Making a Difference
The National Allotment Society is made up of ten regional bodies, consisting of thousands of members, who are our greatest asset and who work hard to support the allotment movement in their area. On this page we will feature monthly the achievements of just a few of these "allotment heroes".
Illustration shows Don with Alan Hull the Chair of the North West region of the NAS.
Don Booth Chair of Salford Allotment Federation
NAS member Don Booth, Chair of both Salford Allotment Federation and Green Pennant award winning Tindall Street allotments, Peel Green has worked tirelessly for almost 50 years to promote allotments in the city, regenerating and developing sites and promoting self-management. In recent years he has been instrumental in encouraging Salford council to re-open disused sites that had lain fallow for many years resulting in over a 100 new plots. In 2015 Don was given the Chairman’s award from the North West Counties Allotments Association for his work re-opening closed allotments and supporting Salford Allotment Federation.

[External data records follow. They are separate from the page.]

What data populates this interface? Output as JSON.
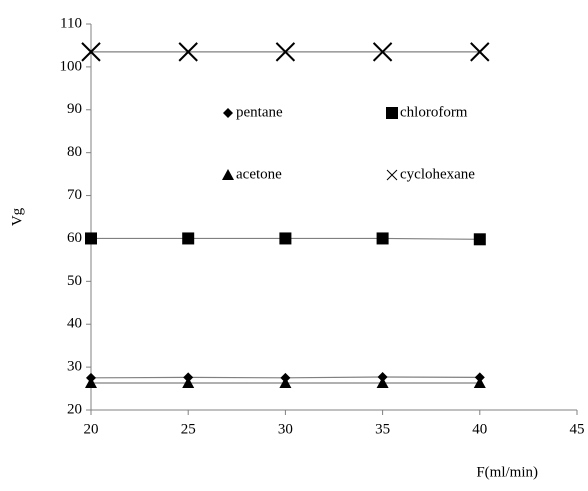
{
  "chart_data": {
    "type": "line",
    "x_label": "F(ml/min)",
    "y_label": "Vg",
    "x": [
      20,
      25,
      30,
      35,
      40
    ],
    "series": [
      {
        "name": "pentane",
        "color": "#000000",
        "marker": "diamond",
        "values": [
          27.5,
          27.6,
          27.5,
          27.7,
          27.6
        ]
      },
      {
        "name": "chloroform",
        "color": "#000000",
        "marker": "square",
        "values": [
          60,
          60,
          60,
          60,
          59.8
        ]
      },
      {
        "name": "acetone",
        "color": "#000000",
        "marker": "triangle",
        "values": [
          26.3,
          26.3,
          26.3,
          26.3,
          26.3
        ]
      },
      {
        "name": "cyclohexane",
        "color": "#000000",
        "marker": "x",
        "values": [
          103.5,
          103.5,
          103.5,
          103.5,
          103.5
        ]
      }
    ],
    "xlim": [
      20,
      45
    ],
    "xticks": [
      20,
      25,
      30,
      35,
      40,
      45
    ],
    "ylim": [
      20,
      110
    ],
    "yticks": [
      20,
      30,
      40,
      50,
      60,
      70,
      80,
      90,
      100,
      110
    ],
    "grid": false,
    "line_color": "#808080"
  }
}
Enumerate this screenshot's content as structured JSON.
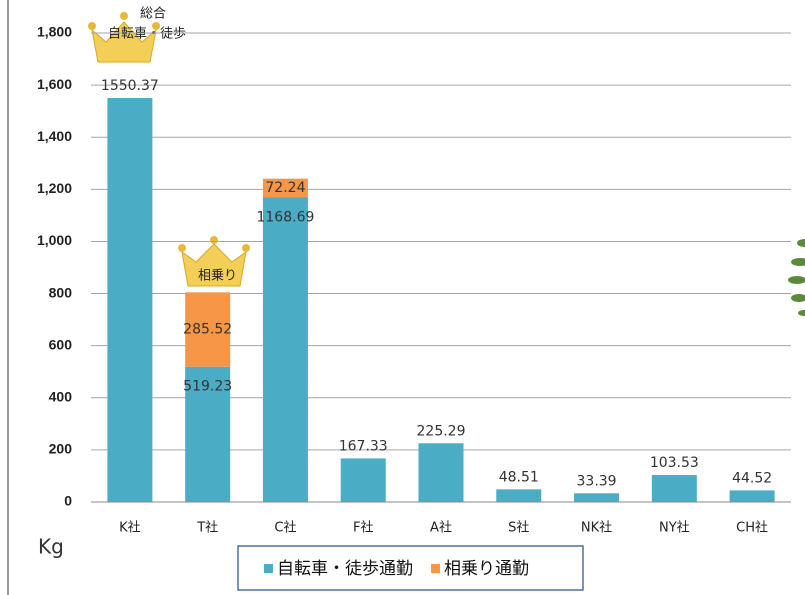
{
  "chart_data": {
    "type": "stacked_bar",
    "categories": [
      "K社",
      "T社",
      "C社",
      "F社",
      "A社",
      "S社",
      "NK社",
      "NY社",
      "CH社"
    ],
    "series": [
      {
        "name": "自転車・徒歩通勤",
        "color": "#4bacc6",
        "values": [
          1550.37,
          519.23,
          1168.69,
          167.33,
          225.29,
          48.51,
          33.39,
          103.53,
          44.52
        ]
      },
      {
        "name": "相乗り通勤",
        "color": "#f79646",
        "values": [
          null,
          285.52,
          72.24,
          null,
          null,
          null,
          null,
          null,
          null
        ]
      }
    ],
    "ylim": [
      0,
      1800
    ],
    "yticks": [
      0,
      200,
      400,
      600,
      800,
      {
        "value": 1000,
        "label": "1,000"
      },
      {
        "value": 1200,
        "label": "1,200"
      },
      {
        "value": 1400,
        "label": "1,400"
      },
      {
        "value": 1600,
        "label": "1,600"
      },
      {
        "value": 1800,
        "label": "1,800"
      }
    ],
    "y_label": "Kg",
    "annotations": [
      "総合",
      "自転車・徒歩",
      "相乗り"
    ],
    "grid": true
  }
}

To achieve the Green Pennant award Don and his team at Tindall Street pulled together funding from many different sources and work from many community groups to develop and restore the site. The site has areas accessible to disabled visitors, a compost toilet, a community orchard, a junior garden and a sensory space. In 2011 Tindall St. Allotment Group from Eccles was announced as one of 130 winners of The Queen’s Award for Voluntary Service, the MBE for groups of volunteers who work in their local community for the benefit of others.
Mindful of the current threat to urban allotments from the search for land for housing and the need for more allotments to serve an increase in residents Don is now encouraging Salford residents who care about allotments and greenspace to engage with both the Greater Manchester Spatial Framework and the Salford Local Plan both of which are open for consultation at the moment. The Greater Manchester Spatial Framework (GMSF) is a joint plan between the ten local authorities to manage growth and land allocation sustainably. It has been created to make sure that new homes, jobs and transport links are in the right places leaving space for economic and cultural growth as the city-region continues to grow over the next few decades. It is estimated that Salford needs 34,000 extra homes to cope with future demand based on national and economic forecasts. Salford City Council already has plans for where most of those homes will be built.
The Federation is recommending that within the development of the dwellings, the planning will include 5000 square metres of allotments per 1000 households. This standard equates to the provision of 20 plots per 1000 households as referred to in the City Council's Allotment Strategy and recommended by the NAS but allows flexibility for half size plots (of 125 square metres) to be provided, which will enable as many residents as possible to take an allotment. The 34,000 extra homes for Salford are made up of 30% houses and 70% apartments that will have no garden space whatsoever.